It’s just a USB drive, casually dropped by an employee entrance, in the cafeteria or next to a cubicle. But what happens to that drive can tell worlds about your company’s IT security.
An employee wanders by, picks up the drive and, out of curiosity, sticks it in the computer at his or her workstation. The drive contains infected code that compromises your system.
Evaluating your company’s security vulnerabilities is the first step toward plugging those gaps and preventing costly data losses and security breaches that could compromise both information and your company’s reputation. For some small to mid-size businesses, evaluating security is a requirement of doing business with government agencies, credit card companies or health-related companies.
But utilizing an ethical hacker can make sense for your business even if you’re not required to do so. For a few thousand dollars, an ethical hacker can give you a sense of areas you need to shore up.
“A lot of small business owners think, ‘We’re a small company. Why would anyone want to access my environment?’’’ says Carl Herberger, vice president of information security and compliance for Evolve IP, a managed technology services provider for small and mid-sized businesses. You’re more of a target than you might imagine, asserts Herberger. “It is the small businesses that are frequently entryways to bigger businesses.”
What an ethical hacker does
A robust security check will do more than simply attempt to penetrate your IT system from the outside, advises Tom Kellerman, a commissioner on The Commission on Cybersecurity for the 44th Presidency and vice president of security awareness for ethical hacking firm Core Security. Depending on the level of service for which you contract, an ethical hacker will:
- Evaluate vulnerabilities in IT infrastructure An ethical hacker will indeed attempt to access your critical data as a malicious hacker would, running network, web application and client application tests. Frequently, as organizations grow and evolve, “bits and pieces” of data are left exposed and forgotten, says Rudolph Araujo, technical director for Foundstone Professional Services, which performs these sorts of security health checks or ethical hacks. “The other part is increasingly what we’re finding are a lot of these vulnerabilities tend to be at the application level.”
- Test human behavior Herberger includes those USB drops in his evaluations. “The biggest challenge is with the threat you know,’’ he says of employee behavior. Social engineering tests reveal how your employees handle situations that put your critical information at risk. These tests can mirror phishing attacks, asking employees to click on links in emails or to reveal information online. But tests can also take the form of evaluating the likelihood of an unauthorized person to gain access to a secure area.
- Find the leaks A security evaluation might also determine the types of information that is revealed about your company online, through employees’ social networking sites and other documentation that may pop up.
What you’ll pay
The low end of the range tends to be below $5,000, says Herberger. “We’ve done things in the $2,000 to $5,000 range, but the scope is much smaller.” Araujo says the cost could be as low as a few hundred dollars, depending on what you ask an ethical hacker to do.
A mid-size business might pay $10,000 to $15,000, estimates Herberger.

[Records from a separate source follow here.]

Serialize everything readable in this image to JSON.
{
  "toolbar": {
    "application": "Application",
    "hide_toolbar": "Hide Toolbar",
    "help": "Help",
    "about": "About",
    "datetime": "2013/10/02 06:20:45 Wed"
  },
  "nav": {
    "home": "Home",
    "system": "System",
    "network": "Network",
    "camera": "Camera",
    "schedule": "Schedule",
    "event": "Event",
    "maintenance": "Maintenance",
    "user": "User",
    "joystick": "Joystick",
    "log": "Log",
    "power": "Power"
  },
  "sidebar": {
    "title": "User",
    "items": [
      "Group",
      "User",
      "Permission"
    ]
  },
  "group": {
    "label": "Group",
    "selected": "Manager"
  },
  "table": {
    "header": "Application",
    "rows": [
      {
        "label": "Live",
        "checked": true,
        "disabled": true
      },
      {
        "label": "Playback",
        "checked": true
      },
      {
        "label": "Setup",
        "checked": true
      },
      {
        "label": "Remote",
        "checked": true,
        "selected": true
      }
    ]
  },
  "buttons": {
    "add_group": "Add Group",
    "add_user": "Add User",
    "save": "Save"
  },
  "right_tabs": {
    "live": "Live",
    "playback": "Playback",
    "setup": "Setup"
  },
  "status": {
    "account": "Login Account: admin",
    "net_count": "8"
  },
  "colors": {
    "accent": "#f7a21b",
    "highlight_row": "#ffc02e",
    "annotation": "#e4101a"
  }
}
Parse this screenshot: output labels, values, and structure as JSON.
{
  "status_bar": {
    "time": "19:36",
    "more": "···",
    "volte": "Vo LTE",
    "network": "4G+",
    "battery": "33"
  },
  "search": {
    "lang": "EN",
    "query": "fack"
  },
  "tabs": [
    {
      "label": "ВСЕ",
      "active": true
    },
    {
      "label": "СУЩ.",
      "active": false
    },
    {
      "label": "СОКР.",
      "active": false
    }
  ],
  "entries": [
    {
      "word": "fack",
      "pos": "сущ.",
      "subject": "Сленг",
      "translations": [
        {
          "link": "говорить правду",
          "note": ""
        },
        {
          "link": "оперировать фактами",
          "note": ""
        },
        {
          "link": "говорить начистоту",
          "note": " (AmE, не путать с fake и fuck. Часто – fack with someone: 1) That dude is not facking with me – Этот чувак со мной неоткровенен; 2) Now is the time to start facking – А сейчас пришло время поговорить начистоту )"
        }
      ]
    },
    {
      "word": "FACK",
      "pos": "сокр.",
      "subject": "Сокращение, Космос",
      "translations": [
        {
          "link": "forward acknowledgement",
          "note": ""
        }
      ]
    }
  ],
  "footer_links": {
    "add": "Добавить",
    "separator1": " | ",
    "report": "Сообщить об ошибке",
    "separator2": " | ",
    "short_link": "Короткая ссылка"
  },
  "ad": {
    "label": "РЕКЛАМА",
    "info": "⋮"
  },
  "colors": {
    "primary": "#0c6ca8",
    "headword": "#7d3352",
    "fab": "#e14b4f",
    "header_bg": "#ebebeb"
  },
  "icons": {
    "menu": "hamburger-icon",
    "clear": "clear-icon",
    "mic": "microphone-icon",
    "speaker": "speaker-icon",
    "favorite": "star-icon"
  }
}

Even small companies are beginning to budget these sorts of security evaluations on an annual basis. “An annual basis would be the minimal standard,’’ Araujo advises. “IT environments tend to change so quickly that the results from a year ago are probably going to change.”
What to consider
Don’t simply turn your enterprise over to an ethical hacker without forming a game plan, says Araujo. Make sure you understand the process, ask the right questions and take these factors into consideration:
- Know what’s critical Identify the data you’re trying to protect, says Araujo. “What’s the risk your business is exposed to?”

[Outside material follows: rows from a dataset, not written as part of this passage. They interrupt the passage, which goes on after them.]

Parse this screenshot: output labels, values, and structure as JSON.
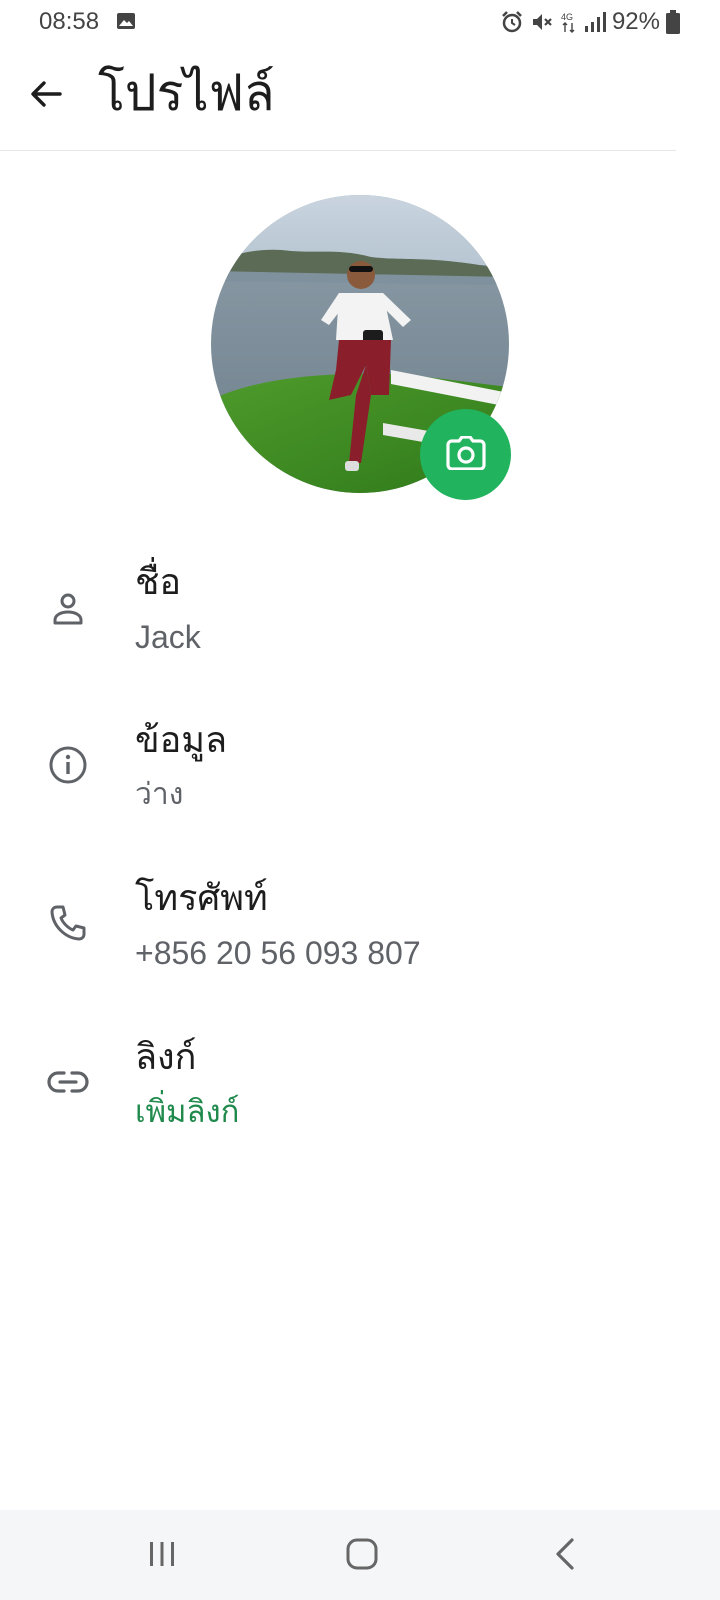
{
  "status_bar": {
    "time": "08:58",
    "battery": "92%",
    "icons": [
      "image-icon",
      "alarm-icon",
      "mute-icon",
      "4g-icon",
      "signal-icon",
      "battery-icon"
    ]
  },
  "header": {
    "title": "โปรไฟล์",
    "back_icon": "arrow-left-icon"
  },
  "profile": {
    "avatar_desc": "profile photo",
    "camera_icon": "camera-icon",
    "accent_color": "#21b35d"
  },
  "fields": [
    {
      "icon": "person-icon",
      "label": "ชื่อ",
      "value": "Jack"
    },
    {
      "icon": "info-icon",
      "label": "ข้อมูล",
      "value": "ว่าง"
    },
    {
      "icon": "phone-icon",
      "label": "โทรศัพท์",
      "value": "+856 20 56 093 807"
    },
    {
      "icon": "link-icon",
      "label": "ลิงก์",
      "value": "เพิ่มลิงก์",
      "value_color": "#1f8a4c"
    }
  ],
  "nav": {
    "items": [
      "recents-icon",
      "home-icon",
      "back-icon"
    ]
  }
}
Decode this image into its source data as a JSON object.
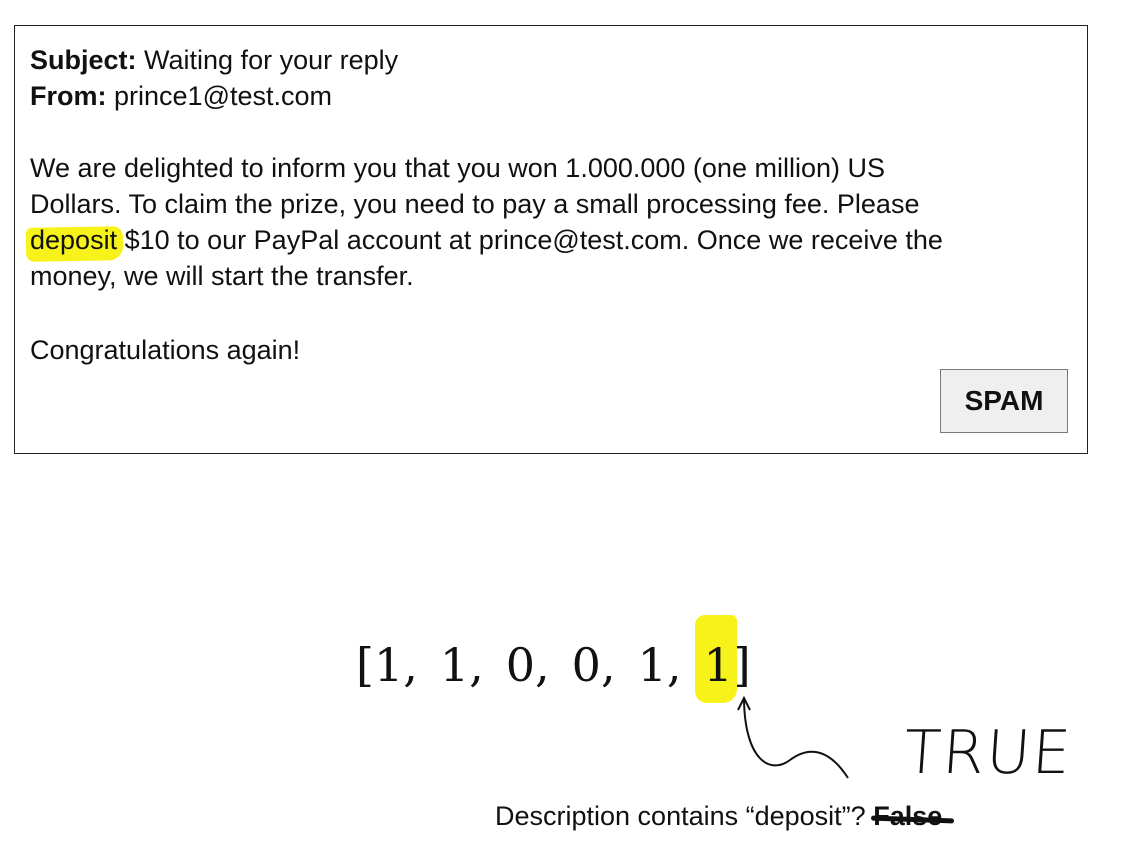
{
  "email": {
    "subject_label": "Subject:",
    "subject": "Waiting for your reply",
    "from_label": "From:",
    "from": "prince1@test.com",
    "body_line1": "We are delighted to inform you that you won 1.000.000 (one million) US",
    "body_line2": "Dollars. To claim the prize, you need to pay a small processing fee. Please",
    "body_line3_highlight": "deposit",
    "body_line3_rest": " $10 to our PayPal account at prince@test.com. Once we receive the",
    "body_line4": "money, we will start the transfer.",
    "closing": "Congratulations again!",
    "label_button": "SPAM"
  },
  "vector": {
    "values": [
      "1",
      "1",
      "0",
      "0",
      "1",
      "1"
    ],
    "open": "[",
    "close": "]",
    "separator": ","
  },
  "annotation": {
    "handwritten": "TRUE",
    "question": "Description contains “deposit”?",
    "struck_answer": "False"
  },
  "colors": {
    "highlight": "#f7f21a",
    "border": "#222222",
    "button_bg": "#efefef"
  }
}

- Check credentials You’re placing your system in the hands of an outside entity. Ethical hackers receive certification in penetration testing, and there’s a professional code of ethics that protects your confidentiality. Make sure to vet the ethical hacker you employ.
- Ask about repeatability An ethical hacking firm should perform repeatable, scalable exercises that allow you to track whether you’ve made progress, says Kellerman. You’ll also want an actionable report that outlines how you can correct deficiencies.

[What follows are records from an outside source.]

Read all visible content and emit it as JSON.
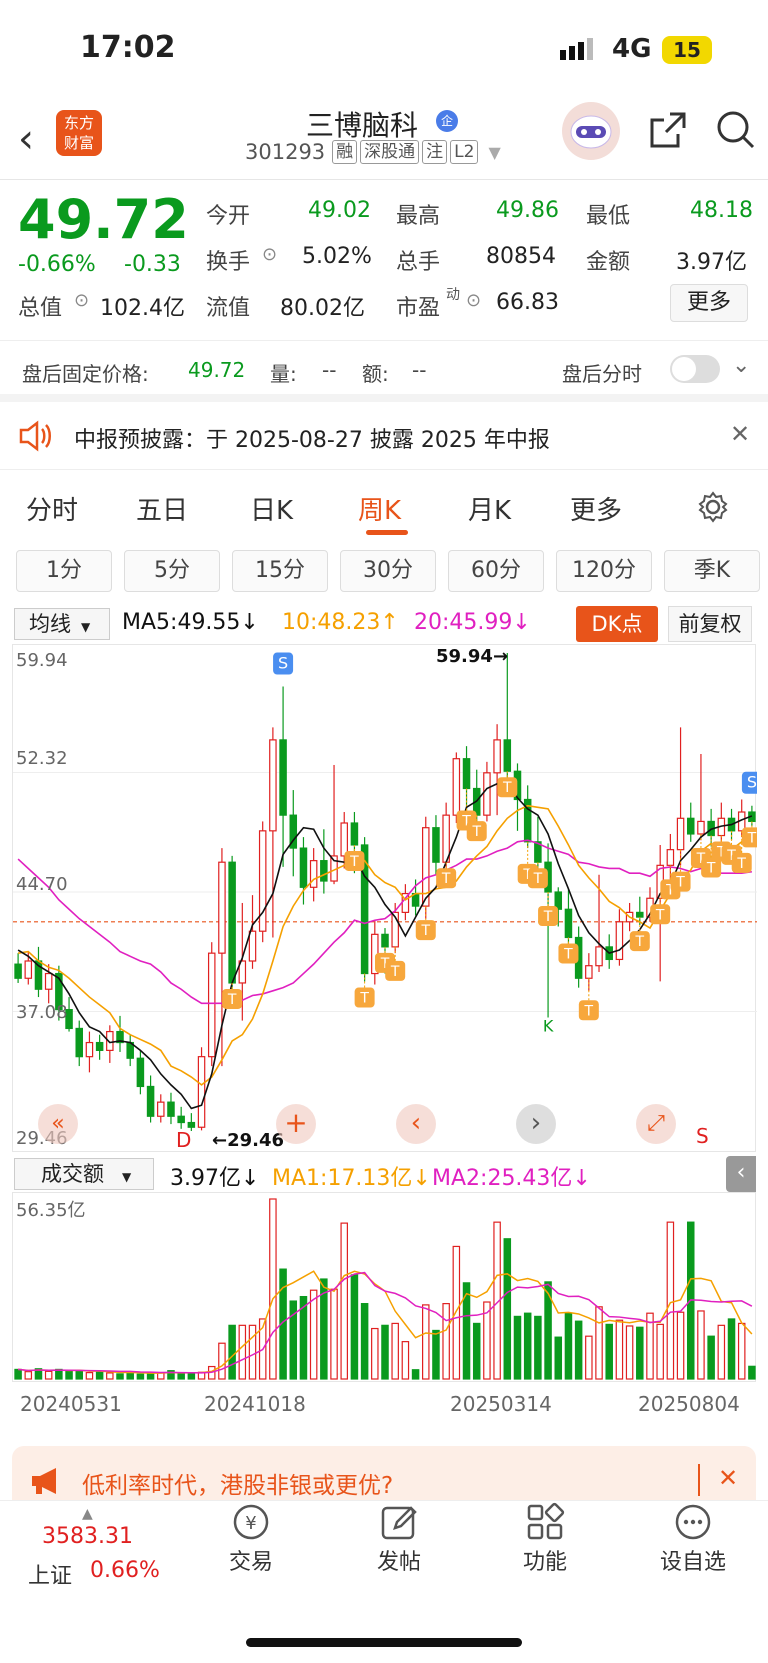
{
  "status": {
    "time": "17:02",
    "network": "4G",
    "battery": "15"
  },
  "header": {
    "brand_line1": "东方",
    "brand_line2": "财富",
    "stock_name": "三博脑科",
    "badge": "企",
    "code": "301293",
    "tags": [
      "融",
      "深股通",
      "注",
      "L2"
    ]
  },
  "quote": {
    "price": "49.72",
    "change_pct": "-0.66%",
    "change": "-0.33",
    "open_label": "今开",
    "open": "49.02",
    "high_label": "最高",
    "high": "49.86",
    "low_label": "最低",
    "low": "48.18",
    "turnover_label": "换手",
    "turnover": "5.02%",
    "volume_label": "总手",
    "volume": "80854",
    "amount_label": "金额",
    "amount": "3.97亿",
    "mktcap_label": "总值",
    "mktcap": "102.4亿",
    "float_label": "流值",
    "float": "80.02亿",
    "pe_label": "市盈",
    "pe_sup": "动",
    "pe": "66.83",
    "more": "更多"
  },
  "after_hours": {
    "price_label": "盘后固定价格:",
    "price": "49.72",
    "vol_label": "量:",
    "vol": "--",
    "amt_label": "额:",
    "amt": "--",
    "toggle_label": "盘后分时"
  },
  "notice": {
    "text": "中报预披露：于 2025-08-27 披露 2025 年中报"
  },
  "tabs": [
    "分时",
    "五日",
    "日K",
    "周K",
    "月K",
    "更多"
  ],
  "periods": [
    "1分",
    "5分",
    "15分",
    "30分",
    "60分",
    "120分",
    "季K"
  ],
  "indicator": {
    "select": "均线",
    "ma5": "MA5:49.55",
    "ma10": "10:48.23",
    "ma20": "20:45.99",
    "dk": "DK点",
    "fq": "前复权"
  },
  "price_axis": [
    "59.94",
    "52.32",
    "44.70",
    "37.08",
    "29.46"
  ],
  "chart_marks": {
    "high_label": "59.94",
    "low_label": "29.46",
    "d_label": "D"
  },
  "volume_panel": {
    "select": "成交额",
    "value": "3.97亿",
    "ma1": "MA1:17.13亿",
    "ma2": "MA2:25.43亿",
    "max": "56.35亿"
  },
  "dates": [
    "20240531",
    "20241018",
    "20250314",
    "20250804"
  ],
  "ad": {
    "text": "低利率时代，港股非银或更优?"
  },
  "bottom_nav": {
    "index_value": "3583.31",
    "index_name": "上证",
    "index_pct": "0.66%",
    "trade": "交易",
    "post": "发帖",
    "func": "功能",
    "watch": "设自选"
  },
  "chart_data": {
    "type": "candlestick",
    "price_range": [
      29.46,
      59.94
    ],
    "candles": [
      [
        40.1,
        39.2,
        40.8,
        38.9
      ],
      [
        39.2,
        40.3,
        40.9,
        38.8
      ],
      [
        40.3,
        38.5,
        41.2,
        38.0
      ],
      [
        38.5,
        39.5,
        40.1,
        37.6
      ],
      [
        39.5,
        37.2,
        40.0,
        36.5
      ],
      [
        37.2,
        36.0,
        38.0,
        35.8
      ],
      [
        36.0,
        34.2,
        36.5,
        33.6
      ],
      [
        34.2,
        35.1,
        35.8,
        33.2
      ],
      [
        35.1,
        34.6,
        35.6,
        34.0
      ],
      [
        34.6,
        35.8,
        36.2,
        33.8
      ],
      [
        35.8,
        35.1,
        36.8,
        34.5
      ],
      [
        35.1,
        34.1,
        35.6,
        33.6
      ],
      [
        34.1,
        32.3,
        34.6,
        31.8
      ],
      [
        32.3,
        30.4,
        33.0,
        30.0
      ],
      [
        30.4,
        31.3,
        31.8,
        30.0
      ],
      [
        31.3,
        30.4,
        31.9,
        29.9
      ],
      [
        30.4,
        30.0,
        31.0,
        29.6
      ],
      [
        30.0,
        29.7,
        30.6,
        29.46
      ],
      [
        29.7,
        34.2,
        34.8,
        29.5
      ],
      [
        34.2,
        40.8,
        41.5,
        33.6
      ],
      [
        40.8,
        46.6,
        47.5,
        33.6
      ],
      [
        46.6,
        38.9,
        47.0,
        38.2
      ],
      [
        38.9,
        40.3,
        44.0,
        36.5
      ],
      [
        40.3,
        42.2,
        44.5,
        39.8
      ],
      [
        42.2,
        48.6,
        49.2,
        41.5
      ],
      [
        48.6,
        54.4,
        55.2,
        41.8
      ],
      [
        54.4,
        49.6,
        57.8,
        46.3
      ],
      [
        49.6,
        47.5,
        51.2,
        45.7
      ],
      [
        47.5,
        45.0,
        48.2,
        43.9
      ],
      [
        45.0,
        46.7,
        47.5,
        44.1
      ],
      [
        46.7,
        45.4,
        48.7,
        44.6
      ],
      [
        45.4,
        47.0,
        52.8,
        45.2
      ],
      [
        47.0,
        49.1,
        49.8,
        46.2
      ],
      [
        49.1,
        47.7,
        49.8,
        45.9
      ],
      [
        47.7,
        39.5,
        48.2,
        39.0
      ],
      [
        39.5,
        42.0,
        42.9,
        38.8
      ],
      [
        42.0,
        41.2,
        42.4,
        39.5
      ],
      [
        41.2,
        43.4,
        44.0,
        40.8
      ],
      [
        43.4,
        44.6,
        45.2,
        42.9
      ],
      [
        44.6,
        43.8,
        45.5,
        43.2
      ],
      [
        43.8,
        48.8,
        49.5,
        43.0
      ],
      [
        48.8,
        46.6,
        49.6,
        45.8
      ],
      [
        46.6,
        49.6,
        50.4,
        46.0
      ],
      [
        49.6,
        53.2,
        53.6,
        49.1
      ],
      [
        53.2,
        51.3,
        54.0,
        48.7
      ],
      [
        51.3,
        49.6,
        52.5,
        48.5
      ],
      [
        49.6,
        52.3,
        53.0,
        49.2
      ],
      [
        52.3,
        54.4,
        55.4,
        49.6
      ],
      [
        54.4,
        52.4,
        59.94,
        51.6
      ],
      [
        52.4,
        50.6,
        52.9,
        48.6
      ],
      [
        50.6,
        47.9,
        51.5,
        47.5
      ],
      [
        47.9,
        46.6,
        49.5,
        46.0
      ],
      [
        46.6,
        44.7,
        47.8,
        36.7
      ],
      [
        44.7,
        43.6,
        45.0,
        42.5
      ],
      [
        43.6,
        41.8,
        44.9,
        41.0
      ],
      [
        41.8,
        39.2,
        42.5,
        38.6
      ],
      [
        39.2,
        40.0,
        40.8,
        38.4
      ],
      [
        40.0,
        41.2,
        45.8,
        39.6
      ],
      [
        41.2,
        40.4,
        42.0,
        39.8
      ],
      [
        40.4,
        42.8,
        43.6,
        40.0
      ],
      [
        42.8,
        43.4,
        44.0,
        42.2
      ],
      [
        43.4,
        43.1,
        44.4,
        42.6
      ],
      [
        43.1,
        44.3,
        45.0,
        42.8
      ],
      [
        44.3,
        46.4,
        47.7,
        39.0
      ],
      [
        46.4,
        47.4,
        48.4,
        45.5
      ],
      [
        47.4,
        49.4,
        55.2,
        46.4
      ],
      [
        49.4,
        48.4,
        50.4,
        47.9
      ],
      [
        48.4,
        49.2,
        53.5,
        48.0
      ],
      [
        49.2,
        48.3,
        50.0,
        47.6
      ],
      [
        48.3,
        49.4,
        50.4,
        47.8
      ],
      [
        49.4,
        48.6,
        50.0,
        48.0
      ],
      [
        48.6,
        49.8,
        50.6,
        48.2
      ],
      [
        49.8,
        49.2,
        50.2,
        48.9
      ]
    ],
    "volumes": [
      3.0,
      2.3,
      3.2,
      2.4,
      3.0,
      2.5,
      2.5,
      2.0,
      2.4,
      1.9,
      1.6,
      2.3,
      1.5,
      1.8,
      2.0,
      2.6,
      1.7,
      1.6,
      2.1,
      3.9,
      11.2,
      16.8,
      16.8,
      16.8,
      18.8,
      56.35,
      34.4,
      24.4,
      25.8,
      27.8,
      31.3,
      28.1,
      48.8,
      32.6,
      23.6,
      15.8,
      16.8,
      17.4,
      11.7,
      2.9,
      23.2,
      15.2,
      23.6,
      41.5,
      30.1,
      17.4,
      24.1,
      49.1,
      43.9,
      19.6,
      20.6,
      19.6,
      30.4,
      13.1,
      20.6,
      18.1,
      13.4,
      22.6,
      17.1,
      18.4,
      16.6,
      16.2,
      20.6,
      17.1,
      49.1,
      20.9,
      49.1,
      21.3,
      13.4,
      16.8,
      18.8,
      17.4,
      3.97
    ],
    "ma5_line": [
      41.0,
      40.6,
      40.0,
      39.6,
      39.2,
      38.2,
      37.0,
      36.1,
      35.8,
      35.1,
      35.2,
      35.1,
      34.6,
      34.0,
      33.1,
      32.4,
      31.8,
      30.9,
      31.1,
      33.1,
      36.2,
      38.9,
      40.5,
      42.6,
      43.4,
      44.6,
      47.1,
      48.0,
      48.8,
      48.7,
      47.5,
      46.7,
      46.6,
      47.0,
      45.7,
      45.0,
      43.9,
      43.1,
      41.9,
      43.1,
      44.3,
      45.0,
      46.6,
      48.2,
      50.1,
      50.5,
      51.3,
      51.6,
      51.8,
      50.7,
      50.0,
      49.6,
      48.4,
      46.5,
      44.9,
      43.2,
      42.1,
      41.4,
      40.8,
      41.0,
      41.6,
      42.3,
      43.3,
      44.6,
      45.2,
      46.7,
      47.4,
      48.2,
      48.7,
      48.9,
      49.0,
      49.3,
      49.55
    ],
    "ma10_line": [
      40.8,
      40.9,
      40.3,
      39.9,
      39.7,
      39.2,
      38.6,
      38.0,
      37.5,
      37.0,
      36.0,
      35.6,
      35.3,
      35.0,
      34.6,
      33.6,
      33.3,
      32.9,
      32.4,
      32.9,
      34.0,
      35.2,
      35.6,
      36.6,
      38.2,
      40.3,
      42.5,
      43.8,
      44.8,
      45.5,
      45.8,
      46.1,
      46.4,
      46.8,
      46.7,
      45.8,
      45.3,
      45.0,
      44.2,
      44.6,
      44.6,
      44.9,
      45.0,
      45.4,
      46.3,
      47.0,
      47.6,
      48.6,
      49.4,
      49.9,
      50.2,
      50.1,
      50.0,
      48.9,
      47.7,
      46.4,
      45.6,
      44.9,
      44.1,
      43.7,
      43.1,
      42.8,
      42.4,
      43.5,
      44.6,
      45.5,
      46.1,
      47.3,
      47.8,
      47.2,
      47.4,
      47.9,
      48.23
    ],
    "ma20_line": [
      46.8,
      46.2,
      45.6,
      45.0,
      44.2,
      43.6,
      43.0,
      42.5,
      42.0,
      41.5,
      40.9,
      40.6,
      40.3,
      40.1,
      39.6,
      38.9,
      38.5,
      38.0,
      37.6,
      37.6,
      37.6,
      37.8,
      37.8,
      38.1,
      38.2,
      38.4,
      38.6,
      38.9,
      39.5,
      40.1,
      40.8,
      41.5,
      42.1,
      42.9,
      42.7,
      42.9,
      43.0,
      43.5,
      44.3,
      45.1,
      45.6,
      45.8,
      46.1,
      46.4,
      46.8,
      46.8,
      47.0,
      47.3,
      47.5,
      47.9,
      48.0,
      47.8,
      47.5,
      47.3,
      47.1,
      46.6,
      46.5,
      46.3,
      46.2,
      46.2,
      45.9,
      45.9,
      45.7,
      46.2,
      46.3,
      46.2,
      46.0,
      46.2,
      46.0,
      45.9,
      45.9,
      45.9,
      45.99
    ],
    "support_line": 42.8,
    "signals": [
      {
        "i": 26,
        "type": "S"
      },
      {
        "i": 72,
        "type": "S"
      },
      {
        "i": 52,
        "type": "K"
      }
    ]
  }
}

- Evaluate business value Protecting your information is an obvious business benefit. But there may also be value in demonstrating your security to potential business partners as well. Regular security evaluations also might offer some protection if court cases involving data breaches arise.
“Most organizations right now are hemorrhaging data,’’ says Kellerman. “It’s fundamentally critical to gain great awareness of where your vulnerabilities are.”